[RFC PATCH 2/8] Documentation: arm: define DT cpu capacity bindings

Mon Nov 30 01:59:04 PST 2015

Hi Juri,

On 24 November 2015 at 11:54, Juri Lelli <juri.lelli at arm.com> wrote:
> Hi,
>
> On 23/11/15 20:06, Rob Herring wrote:
>> On Mon, Nov 23, 2015 at 02:28:35PM +0000, Juri Lelli wrote:
>> > ARM systems may be configured to have cpus with different power/performance
>> > characteristics within the same chip. In this case, additional information
>> > has to be made available to the kernel (the scheduler in particular) for it
>> > to be aware of such differences and take decisions accordingly.
>> >

[snip]

>> > +==========================================
>> > +2 - CPU capacity definition
>> > +==========================================
>> > +
>> > +CPU capacity is a number that provides the scheduler information about CPUs
>> > +heterogeneity. Such heterogeneity can come from micro-architectural differences
>> > +(e.g., ARM big.LITTLE systems) or maximum frequency at which CPUs can run
>> > +(e.g., SMP systems with multiple frequency domains). Heterogeneity in this
>> > +context is about differing performance characteristics; this binding tries to
>> > +capture a first-order approximation of the relative performance of CPUs.
>> > +
>> > +One simple way to estimate CPU capacities is to iteratively run a well-known
>> > +CPU user space benchmark (e.g, sysbench, dhrystone, etc.) on each CPU at
>> > +maximum frequency and then normalize values w.r.t.  the best performing CPU.
>> > +One can also do a statistically significant study of a wide collection of
>> > +benchmarks, but pros of such an approach are not really evident at the time of
>> > +writing.
>> > +
>> > +==========================================
>> > +3 - capacity-scale
>> > +==========================================
>> > +
>> > +CPUs capacities are defined with respect to capacity-scale property in the cpus
>> > +node [1]. The property is optional; if not defined a 1024 capacity-scale is
>> > +assumed. This property defines both the highest CPU capacity present in the
>> > +system and granularity of CPU capacity values.
>>
>> I don't really see the point of this vs. having an absolute scale.
>>
>
> IMHO, we need this for several reasons, one being to address one of your
> concerns below: vendors are free to choose their scale without being
> forced to publish absolute data. Another reason is that it might make
> life easier in certain cases; for example, someone could implement a
> system with a few clusters of, say, A57s, but some run at half the clock
> of the others (e.g., you have a 1.2GHz cluster and a 600MHz cluster); in
> this case I think it is just easier to define capacity-scale as 1200 and
> capacities as 1200 and 600. Last reason that I can think of right now is
> that we don't probably want to bound ourself to some particular range
> from the beginning, as that range might be enough now, but it could
> change in the future (as in, right now [1-1024] looks fine for
> scheduling purposes, but that might change).

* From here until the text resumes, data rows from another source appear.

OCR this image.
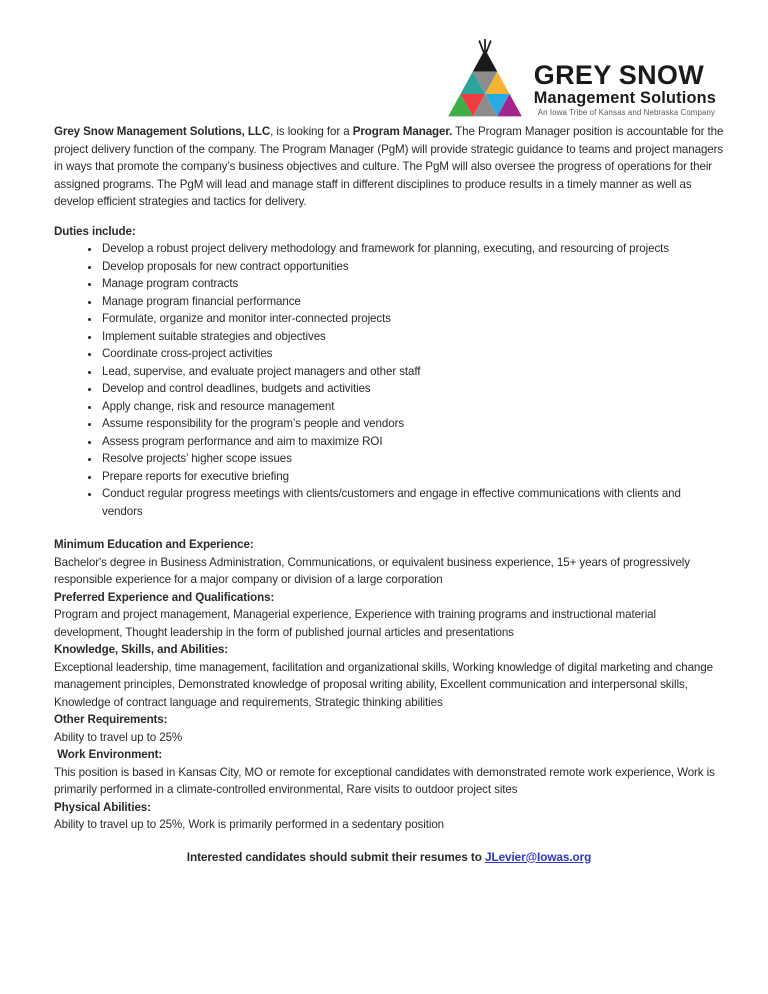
GREY SNOW
Management Solutions
An Iowa Tribe of Kansas and Nebraska Company

Grey Snow Management Solutions, LLC, is looking for a Program Manager. The Program Manager position is accountable for the project delivery function of the company. The Program Manager (PgM) will provide strategic guidance to teams and project managers in ways that promote the company’s business objectives and culture. The PgM will also oversee the progress of operations for their assigned programs. The PgM will lead and manage staff in different disciplines to produce results in a timely manner as well as develop efficient strategies and tactics for delivery.

Duties include:
• Develop a robust project delivery methodology and framework for planning, executing, and resourcing of projects
• Develop proposals for new contract opportunities
• Manage program contracts
• Manage program financial performance
• Formulate, organize and monitor inter-connected projects
• Implement suitable strategies and objectives
• Coordinate cross-project activities
• Lead, supervise, and evaluate project managers and other staff
• Develop and control deadlines, budgets and activities
• Apply change, risk and resource management
• Assume responsibility for the program’s people and vendors
• Assess program performance and aim to maximize ROI
• Resolve projects’ higher scope issues
• Prepare reports for executive briefing
• Conduct regular progress meetings with clients/customers and engage in effective communications with clients and vendors
Minimum Education and Experience:
Bachelor's degree in Business Administration, Communications, or equivalent business experience, 15+ years of progressively responsible experience for a major company or division of a large corporation
Preferred Experience and Qualifications:
Program and project management, Managerial experience, Experience with training programs and instructional material development, Thought leadership in the form of published journal articles and presentations
Knowledge, Skills, and Abilities:
Exceptional leadership, time management, facilitation and organizational skills, Working knowledge of digital marketing and change management principles, Demonstrated knowledge of proposal writing ability, Excellent communication and interpersonal skills, Knowledge of contract language and requirements, Strategic thinking abilities
Other Requirements:
Ability to travel up to 25%
Work Environment:
This position is based in Kansas City, MO or remote for exceptional candidates with demonstrated remote work experience, Work is primarily performed in a climate-controlled environmental, Rare visits to outdoor project sites
Physical Abilities:
Ability to travel up to 25%, Work is primarily performed in a sedentary position
Interested candidates should submit their resumes to JLevier@Iowas.org
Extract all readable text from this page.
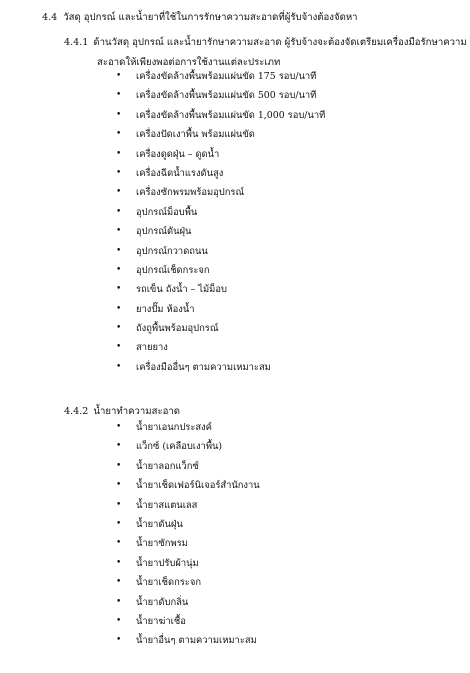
4.4 วัสดุ อุปกรณ์ และน้ำยาที่ใช้ในการรักษาความสะอาดที่ผู้รับจ้างต้องจัดหา
4.4.1 ด้านวัสดุ อุปกรณ์ และน้ำยารักษาความสะอาด ผู้รับจ้างจะต้องจัดเตรียมเครื่องมือรักษาความ
สะอาดให้เพียงพอต่อการใช้งานแต่ละประเภท
• เครื่องขัดล้างพื้นพร้อมแผ่นขัด 175 รอบ/นาที
• เครื่องขัดล้างพื้นพร้อมแผ่นขัด 500 รอบ/นาที
• เครื่องขัดล้างพื้นพร้อมแผ่นขัด 1,000 รอบ/นาที
• เครื่องปัดเงาพื้น พร้อมแผ่นขัด
• เครื่องดูดฝุ่น – ดูดน้ำ
• เครื่องฉีดน้ำแรงดันสูง
• เครื่องซักพรมพร้อมอุปกรณ์
• อุปกรณ์ม็อบพื้น
• อุปกรณ์ดันฝุ่น
• อุปกรณ์กวาดถนน
• อุปกรณ์เช็ดกระจก
• รถเข็น ถังน้ำ – ไม้ม็อบ
• ยางปั๊ม ห้องน้ำ
• ถังถูพื้นพร้อมอุปกรณ์
• สายยาง
• เครื่องมืออื่นๆ ตามความเหมาะสม
4.4.2 น้ำยาทำความสะอาด
• น้ำยาเอนกประสงค์
• แว็กซ์ (เคลือบเงาพื้น)
• น้ำยาลอกแว็กซ์
• น้ำยาเช็ดเฟอร์นิเจอร์สำนักงาน
• น้ำยาสแตนเลส
• น้ำยาดันฝุ่น
• น้ำยาซักพรม
• น้ำยาปรับผ้านุ่ม
• น้ำยาเช็ดกระจก
• น้ำยาดับกลิ่น
• น้ำยาฆ่าเชื้อ
• น้ำยาอื่นๆ ตามความเหมาะสม
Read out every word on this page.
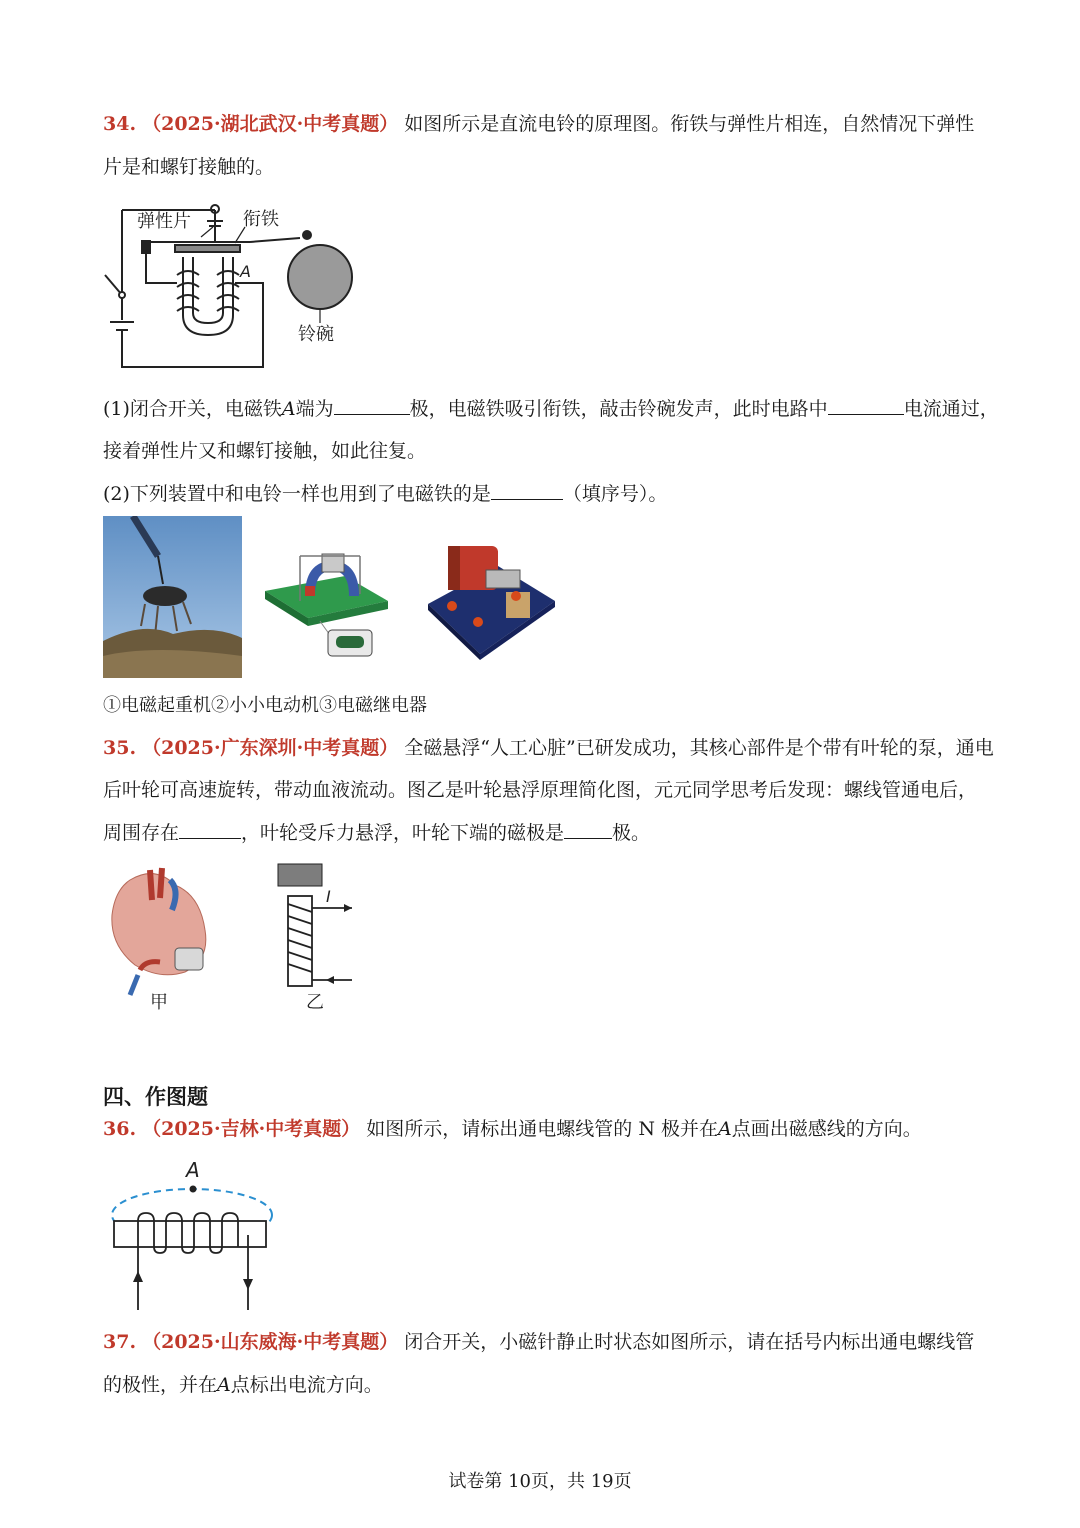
34. （2025·湖北武汉·中考真题） 如图所示是直流电铃的原理图。衔铁与弹性片相连，自然情况下弹性
片是和螺钉接触的。
弹性片	衔铁
A
铃碗
(1)闭合开关，电磁铁A端为	极，电磁铁吸引衔铁，敲击铃碗发声，此时电路中	电流通过，
接着弹性片又和螺钉接触，如此往复。
(2)下列装置中和电铃一样也用到了电磁铁的是	（填序号）。
①电磁起重机②小小电动机③电磁继电器
35. （2025·广东深圳·中考真题） 全磁悬浮“人工心脏”已研发成功，其核心部件是个带有叶轮的泵，通电
后叶轮可高速旋转，带动血液流动。图乙是叶轮悬浮原理简化图，元元同学思考后发现：螺线管通电后，
周围存在	，叶轮受斥力悬浮，叶轮下端的磁极是	极。
甲
I
乙
四、作图题
36. （2025·吉林·中考真题） 如图所示，请标出通电螺线管的 N 极并在A点画出磁感线的方向。
A
37. （2025·山东威海·中考真题） 闭合开关，小磁针静止时状态如图所示，请在括号内标出通电螺线管
的极性，并在A点标出电流方向。
试卷第 10页，共 19页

Like Rob, i don't really see the benefit of this optional
capacity-scale property. Parsing the capacity of all cpu nodes should
give you a range as well.
IMHO, this property looks like an optimization of the code that will
parse the dt more than a HW description

>
>> > +
>> > +==========================================
>> > +4 - capacity
>> > +==========================================
>> > +
>> > +capacity is an optional cpu node [1] property: u32 value representing CPU
>> > +capacity, relative to capacity-scale. It is required and enforced that capacity
>> > +<= capacity-scale.
>>
>> I think you need something absolute and probably per MHz (like
>> dynamic-power-coefficient property). Perhaps the IPC (instructions per
>> clock) value?
>>
>> In other words, I want to see these numbers have a defined method
>> of determining them and don't want to see random values from every
>> vendor. ARM, Ltd. says core X has a value of Y would be good enough for
>> me. Vendor X's A57 having a value of 2 and Vendor Y's A57 having a
>> value of 1024 is not what I want to see. Of course things like cache
>> sizes can vary the performance, but is a baseline value good enough?
>>
>
> A standard reference baseline is what we advocate with this set, but
> making this baseline work for every vendor's implementation is hardly
> achievable, IMHO. I don't think we can come up with any number that
> applies to each and every implementation; you can have different
> revisions of the same core and vendors might make implementation choices
> that end up with different peak performance.
>
>> However, no vendor will want to publish their values if these are
>> absolute values relative to other vendors.
>>
>
> Right. That is why I think we need to abstract numbers, as we do with
> capacity-scale.
>
>> If you expect these to need frequent tuning, then don't put them in DT.
>>
>
> I expect that it is possible to come up with a sensible baseline number
> for a specific platform implementation, so there is value in
> standardizing how we specify this value and how it is then consumed.
> Finer grained tuning might then happen both offline (with changes to the
> mainline DT) and online (using the sysfs interface), but that should
> only apply to a narrow set of use cases.
>
> Thanks,
>
> - Juri